Saturday, August 11, 2007

Didn't want to be mean about it, but I couldn't think of one good word to say



You reach a point in your life where once in a while something clicks in your head, it is almost like a light bulb turning on by itself. As some of you may know, I am married to a gal named Suzy Greenberg - and we have had our rough spots from time to time. Lately there has not been much going on in the old bedroom and it has become a mutual thing. Maybe I am just getting old, maybe the idea of taking care of myself in some ways just is easier to deal with than the real act, maybe it is just a phase, maybe it just is not that important any more. But regardless I have been at war it seems against those elder folks in my family that refuse to accept her. A couple years back I went under a kind of tirade and I rebelled and tried to get those to change. But after yet another time around where they snubbed her and conviently left her off of an invitation to come down to see them down south in the Tenessee hills, I realized something - I had nothing to say. I was ready to go off on them again, let them know how lame it was to do this, how pointless it was, find a million reasons to criticize it - but then after thinking of the old if you got nothing good to say, don't say it at all - I realized that I had no response. I was kind of sick over the whole thing initially, but now I just feel nothing - actually a little relief because now I don't need to actually see them - I kind of feel free, freaky and free as the song goes. They aren't going to change, God bless them, they are just going to continue to be the ass-holes they are and I can't stop them.
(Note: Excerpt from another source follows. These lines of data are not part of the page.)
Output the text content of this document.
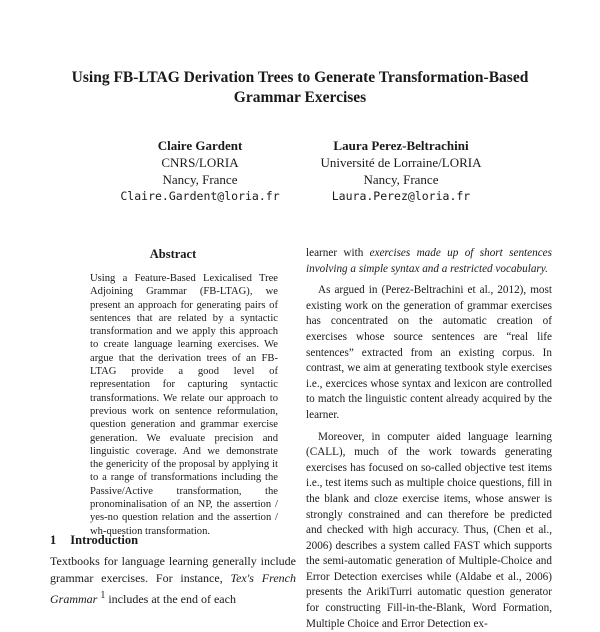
Using FB-LTAG Derivation Trees to Generate Transformation-Based Grammar Exercises
Claire Gardent
CNRS/LORIA
Nancy, France
Claire.Gardent@loria.fr
Laura Perez-Beltrachini
Université de Lorraine/LORIA
Nancy, France
Laura.Perez@loria.fr
Abstract

Using a Feature-Based Lexicalised Tree Adjoining Grammar (FB-LTAG), we present an approach for generating pairs of sentences that are related by a syntactic transformation and we apply this approach to create language learning exercises. We argue that the derivation trees of an FB-LTAG provide a good level of representation for capturing syntactic transformations. We relate our approach to previous work on sentence reformulation, question generation and grammar exercise generation. We evaluate precision and linguistic coverage. And we demonstrate the genericity of the proposal by applying it to a range of transformations including the Passive/Active transformation, the pronominalisation of an NP, the assertion / yes-no question relation and the assertion / wh-question transformation.

1 Introduction

Textbooks for language learning generally include grammar exercises. For instance, Tex's French Grammar $^1$ includes at the end of each

learner with exercises made up of short sentences involving a simple syntax and a restricted vocabulary.

As argued in (Perez-Beltrachini et al., 2012), most existing work on the generation of grammar exercises has concentrated on the automatic creation of exercises whose source sentences are “real life sentences” extracted from an existing corpus. In contrast, we aim at generating textbook style exercises i.e., exercices whose syntax and lexicon are controlled to match the linguistic content already acquired by the learner.

Moreover, in computer aided language learning (CALL), much of the work towards generating exercises has focused on so-called objective test items i.e., test items such as multiple choice questions, fill in the blank and cloze exercise items, whose answer is strongly constrained and can therefore be predicted and checked with high accuracy. Thus, (Chen et al., 2006) describes a system called FAST which supports the semi-automatic generation of Multiple-Choice and Error Detection exercises while (Aldabe et al., 2006) presents the ArikiTurri automatic question generator for constructing Fill-in-the-Blank, Word Formation, Multiple Choice and Error Detection ex-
Yet in their ass-holeness I can either keep the fumes away or emerse my nose deep in their anuses for another whiff. And at this point in my life, I have just had enough of smelling it. So I don't need to participate - at all - I don't need to ask them to change, demand they change, go off on them, tell them how much I am enraged because I don't feel those things any more. I just feel - relieved. Silence is all I have left, because there is nothing left to say - nothing - I just can't think of one good word to say, so here I am now somewhere else and I ain't saying shit. And in some ways I am glad they gave me the opportunity for that light bulb to click, because honestly I am just plain better off without them.